Tuesday 18 January 2011

Mathematical daisies

Mathematical daisies.

I am having a bad week.  This is not on account of a vicious encounter with plantar fasciitis, and not entirely to be blamed on the spirit of doom and gloom that pervades every department of every university in the land, though it is not unrelated to work.  It does indeed have a great deal to do with work, but to understand the subtleties of present evil temper, something must be understood about the nature of mathematical research.

Few people outside of mathematics have any very accurate idea of what mathematical research entails.  I've always rather wanted to have a secondary school work experience kid posted to tail me in my days activities.  I would like to observe him or her observing me.  What would she make of the long hours staring at a blank blackboard?  The corridors in our shiny new department have thoughtfully been made circular, presenting the pacing mathematician no obstruction and no need to reverse direction.  If I please, I can be counter-clockwise all day (actually, I prefer clockwise).  I believe they design homes for the demented on the same plan. Would she follow me loyally through the day as I pace out the circumference, many times, as if to multiple check its measure?

What would she make of the hours of feverish excitement, when she is pressed into service as listener, who understands nothing, not that that would reduce the effectiveness of her role, of sympathetic ear that doubts nothing of what it hears.  The celebratory mug of tea, with extra chocolate biscuits, when the conclusion has been reached that the last link in the chain of logic holds firm, that the theorem which depended on the proposition which depended on the lemma is intact, proven beyond reasonable doubt (subject to re-checking the calculations of course).  A fairy pink paints the sky of the late afternoon winter sun, surely there must be a god in his heaven as all is right with the world.  That last lemma effects a deification: god-like I see the shape of the mathematical universe spread out below me as from satellite height, each bend and ripple according to the laws which I have just demonstrated on paper.  I am not totally devoid of earthly ambitions too, I must acknowledge.  The clarity of my vision and the elegance of my arguments, the wit of my prose will certainly win me the honours that have been so curiously lacking in my career.  I will accept them, though tardy, with gracious magnanimity.

What would she make of the following morning, when, shaking the rain off my coat, I come in, late, moody, uncommunicative.  These days come with the predictability of Singaporian thunderstorms; you don't know when, you don't know where, you just know for sure it's going to happen.  The hapless work experience student must imagine me crossed in love, so evil is my temper.  It is not an inapt metaphor; we understand what we see from the point where we are at; we go further, the view changes, understanding grows, sometimes bringing delight, sometimes distress. We are no more able to guess what tomorrow's understanding will bring than sweethearts are able to see tomorrow's heartache on the horizon.  He loves me, he loves me not, it's true, it's false it's true.  How many petals does a daisy have?

But today's vile spirits arise from a source beyond the spectrum of true or false.   The pernicious daisy representing the elegant theory I have laboured long to describe possesses yet another petal that has no parallel in the annals of the affairs of the heart: a deformed brown and shrunken petal labelled Useless.  The whole of the structure is built upon a dream, an M.C. Esheresque contradiction in spite of the local elegance, and the dream itself without point or conclusion, the So What? of judgement without reply beyond the query's own echo.
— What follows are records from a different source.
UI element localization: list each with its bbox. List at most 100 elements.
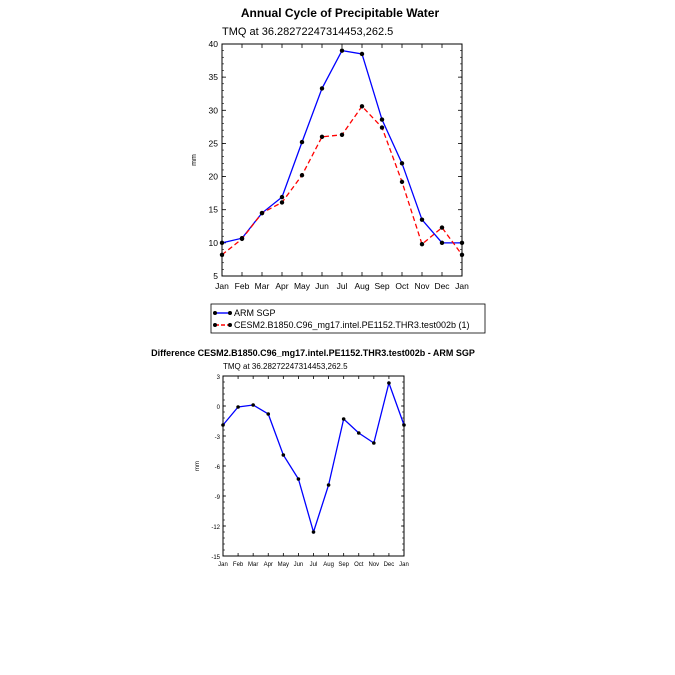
y-axis-label: mm [191,154,198,166]
data-markers [221,381,406,534]
precipitable-water-chart: Annual Cycle of Precipitable Water TMQ a… [191,6,486,334]
x-tick-label: Mar [248,562,258,568]
y-tick-label: -12 [211,525,220,531]
data-point [311,530,316,534]
chart-title: Difference CESM2.B1850.C96_mg17.intel.PE… [151,348,475,358]
y-tick-label: -15 [211,555,220,561]
series-line [221,49,462,244]
data-point [359,51,365,57]
y-tick-label: 30 [209,105,219,115]
y-tick-label: 15 [209,205,219,215]
x-tick-label: Apr [264,562,273,568]
data-point [372,441,376,445]
x-tick-label: Feb [233,562,244,568]
axis-ticks [222,375,405,557]
data-point [266,412,271,416]
x-tick-label: May [278,562,289,568]
data-point [399,179,405,185]
x-tick-label: Jul [337,281,348,291]
y-tick-label: 5 [213,271,218,281]
x-tick-label: Feb [235,281,250,291]
data-point [221,423,225,427]
legend: ARM SGP CESM2.B1850.C96_mg17.intel.PE115… [210,303,486,334]
data-point [299,139,305,145]
x-tick-label: Dec [384,562,395,568]
data-point [239,236,245,242]
data-point [299,173,305,178]
legend-entry-arm: ARM SGP [213,308,276,318]
legend-box [210,303,486,334]
data-point [339,48,345,53]
x-tick-labels: Jan Feb Mar Apr May Jun Jul Aug Sep Oct Nov Dec Jan [218,562,409,568]
data-point [326,483,331,487]
data-point [279,200,285,205]
y-tick-label: 25 [209,138,219,148]
data-point [219,240,225,246]
data-point [341,417,346,421]
data-point [419,217,425,222]
x-tick-label: Jul [310,562,318,568]
data-point [281,453,286,457]
data-markers [219,48,465,257]
x-tick-label: Jan [455,281,469,291]
x-tick-label: Nov [414,281,430,291]
data-point [319,86,325,91]
data-point [459,252,465,257]
x-tick-label: Jan [218,562,228,568]
x-tick-label: Sep [374,281,389,291]
series-line [222,380,405,535]
chart-subtitle: TMQ at 36.28272247314453,262.5 [223,362,348,371]
x-tick-label: Aug [323,562,334,568]
difference-chart: Difference CESM2.B1850.C96_mg17.intel.PE… [151,348,475,568]
x-tick-label: Oct [395,281,409,291]
y-axis-label: mm [195,461,201,471]
chart-title: Annual Cycle of Precipitable Water [241,6,440,20]
series-lines [221,49,463,256]
data-point [387,381,391,385]
data-point [439,240,445,246]
legend-label-arm: ARM SGP [234,308,276,318]
x-tick-label: Jan [399,562,409,568]
data-point [339,132,345,138]
series-line [221,105,463,256]
data-point [296,477,301,481]
x-tick-label: Jun [294,562,304,568]
legend-label-cesm: CESM2.B1850.C96_mg17.intel.PE1152.THR3.t… [234,320,469,330]
legend-marker-arm [213,311,217,315]
y-tick-label: 20 [209,172,219,182]
x-tick-label: Jan [215,281,229,291]
data-point [356,431,361,435]
legend-marker-cesm [228,323,232,327]
legend-entry-cesm: CESM2.B1850.C96_mg17.intel.PE1152.THR3.t… [213,320,469,330]
y-tick-label: -9 [215,495,221,501]
data-point [379,117,385,122]
series-lines [222,380,405,535]
x-tick-label: Nov [368,562,379,568]
data-point [439,225,445,230]
data-point [319,134,325,139]
data-point [251,403,255,407]
y-tick-label: -3 [215,435,221,441]
data-point [399,161,405,166]
axis-ticks [221,43,463,277]
data-point [359,104,365,109]
legend-marker-arm [228,311,232,315]
x-tick-label: May [294,281,311,291]
y-tick-label: 35 [209,72,219,82]
y-tick-label: -6 [215,465,221,471]
x-tick-label: Oct [354,562,364,568]
x-tick-label: Sep [338,562,349,568]
data-point [379,125,385,130]
data-point [219,252,225,257]
data-point [419,241,425,247]
data-point [259,210,265,216]
x-tick-labels: Jan Feb Mar Apr May Jun Jul Aug Sep Oct Nov Dec Jan [215,281,469,291]
data-point [236,405,240,409]
y-tick-labels: 5 10 15 20 25 30 35 40 [209,39,219,281]
x-tick-label: Aug [354,281,369,291]
y-tick-label: 3 [217,375,221,381]
data-point [402,423,406,427]
chart-subtitle: TMQ at 36.28272247314453,262.5 [222,26,393,38]
x-tick-label: Jun [315,281,329,291]
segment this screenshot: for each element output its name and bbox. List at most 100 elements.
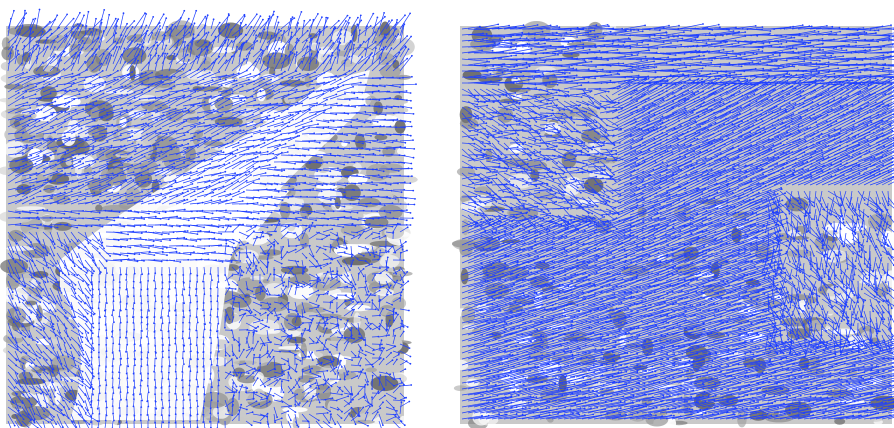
vector-head [250, 261, 253, 264]
vector-head [297, 284, 300, 287]
vector-head [237, 180, 240, 183]
vector-head [206, 14, 209, 17]
vector-head [343, 191, 346, 194]
vector-head [68, 138, 71, 141]
vector-head [312, 18, 315, 21]
vector-head [138, 253, 141, 256]
vector-head [382, 170, 385, 173]
vector-head [188, 98, 191, 101]
vector-head [362, 254, 365, 257]
vector-head [265, 104, 268, 107]
terrain-patch [0, 211, 22, 223]
vector-head [333, 198, 336, 200]
vector-head [138, 112, 141, 115]
vector-head [399, 86, 401, 88]
vector-head [334, 56, 337, 59]
vector-head [348, 98, 351, 101]
vector-head [362, 156, 365, 159]
vector-head [366, 25, 368, 27]
vector-head [294, 91, 297, 93]
vector-head [41, 126, 44, 129]
vector-head [382, 46, 385, 49]
vector-head [258, 178, 260, 180]
vector-head [147, 77, 150, 80]
vector-head [411, 217, 414, 220]
vector-head [215, 58, 218, 61]
vector-head [147, 178, 150, 180]
vector-head [384, 45, 387, 48]
vector-head [314, 225, 316, 228]
vector-head [272, 106, 274, 109]
vector-head [263, 78, 265, 81]
vector-head [147, 124, 150, 126]
terrain-patch [261, 249, 282, 256]
vector-head [80, 127, 83, 130]
vector-head [33, 112, 35, 115]
vector-head [139, 162, 142, 165]
vector-head [409, 182, 412, 185]
vector-head [58, 26, 60, 29]
vector-head [318, 231, 320, 234]
vector-head [114, 91, 117, 94]
vector-head [252, 181, 255, 184]
vector-head [173, 85, 176, 87]
vector-field-plot-left [0, 8, 419, 428]
vector-head [22, 172, 24, 175]
vector-head [205, 32, 208, 34]
vector-head [165, 155, 168, 158]
vector-arrow [350, 231, 358, 233]
terrain-patch [151, 31, 171, 41]
vector-head [113, 78, 116, 81]
vector-head [38, 282, 41, 284]
vector-head [82, 162, 85, 165]
vector-head [140, 144, 143, 147]
vector-head [330, 67, 332, 70]
vector-head [187, 190, 189, 193]
vector-head [158, 155, 161, 157]
vector-head [296, 37, 299, 40]
vector-head [257, 107, 260, 110]
vector-head [171, 24, 174, 26]
vector-head [395, 139, 398, 142]
vector-head [348, 16, 351, 19]
vector-head [245, 23, 247, 26]
vector-head [297, 260, 300, 263]
vector-head [95, 100, 98, 102]
vector-head [222, 151, 225, 154]
vector-head [381, 188, 384, 190]
vector-head [200, 48, 203, 50]
vector-head [211, 212, 214, 215]
vector-head [204, 15, 207, 18]
vector-head [174, 108, 177, 110]
vector-head [66, 13, 68, 16]
vector-head [251, 121, 254, 123]
vector-head [212, 191, 215, 194]
vector-head [237, 95, 240, 98]
vector-head [151, 125, 154, 128]
vector-head [324, 103, 327, 105]
vector-head [299, 72, 301, 75]
vector-head [384, 235, 387, 237]
vector-arrow [238, 252, 240, 261]
vector-head [26, 260, 29, 262]
vector-head [315, 77, 318, 80]
vector-head [208, 148, 211, 150]
vector-head [281, 170, 283, 172]
vector-head [113, 219, 116, 222]
vector-head [140, 174, 143, 176]
vector-head [354, 106, 357, 108]
vector-head [72, 31, 75, 34]
vector-head [281, 151, 283, 154]
vector-head [129, 246, 132, 249]
vector-head [227, 224, 230, 227]
vector-head [85, 25, 88, 27]
vector-head [103, 9, 106, 11]
vector-head [160, 182, 163, 185]
terrain-patch [392, 59, 400, 69]
vector-head [328, 234, 331, 237]
vector-head [256, 269, 259, 272]
vector-head [87, 284, 90, 286]
vector-head [412, 189, 415, 192]
vector-head [20, 62, 23, 65]
vector-head [79, 22, 82, 25]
The wise work experience student would best model her behaviour on that of the hound, who observes with one raised eyebrow and then quietly slinks off to a distant room to wait until the atmosphere has cleared. The student should perhaps consider seriously a career in the City.  Perhaps the hound does.

Today, banned even from venting my temper on my trainers by the pernicious PF, I can only scowl in stationary silence.  But this is our life.  I'll be back at it tomorrow, sifting through the shards of my elegant but shattered structures, trying again and again, most patient of suitors, to win the way to the heart of the matter.  I've done this all my adult life.  I can't see me stopping now, but shall persevere until the mathematical daisy bald of petals proclaims my day is done.

I've known runners like us.  From this perspective, the training schedule stretches invitingly before me.  Plantar fasciitis is but a minor complication which will melt away like last year's snows.  The long runs marked in pencil on the calendar I imagine to be as good as run. Shedding the extra weight is easy - just exercise restraint.  It's as good as done. So my grand theory looked in its youthful stages, the lemmas obviously true just needing careful statement, the whole standing up clear, bright, evident, and above all, important.  Just waiting for the passage of weeks to proclaim it so.  And then it fails.

But we're runners.  Put yesterday's defeat in the past, and find the trainers.  Begin again.  It's what we do.

Training today? No way. Foot not right.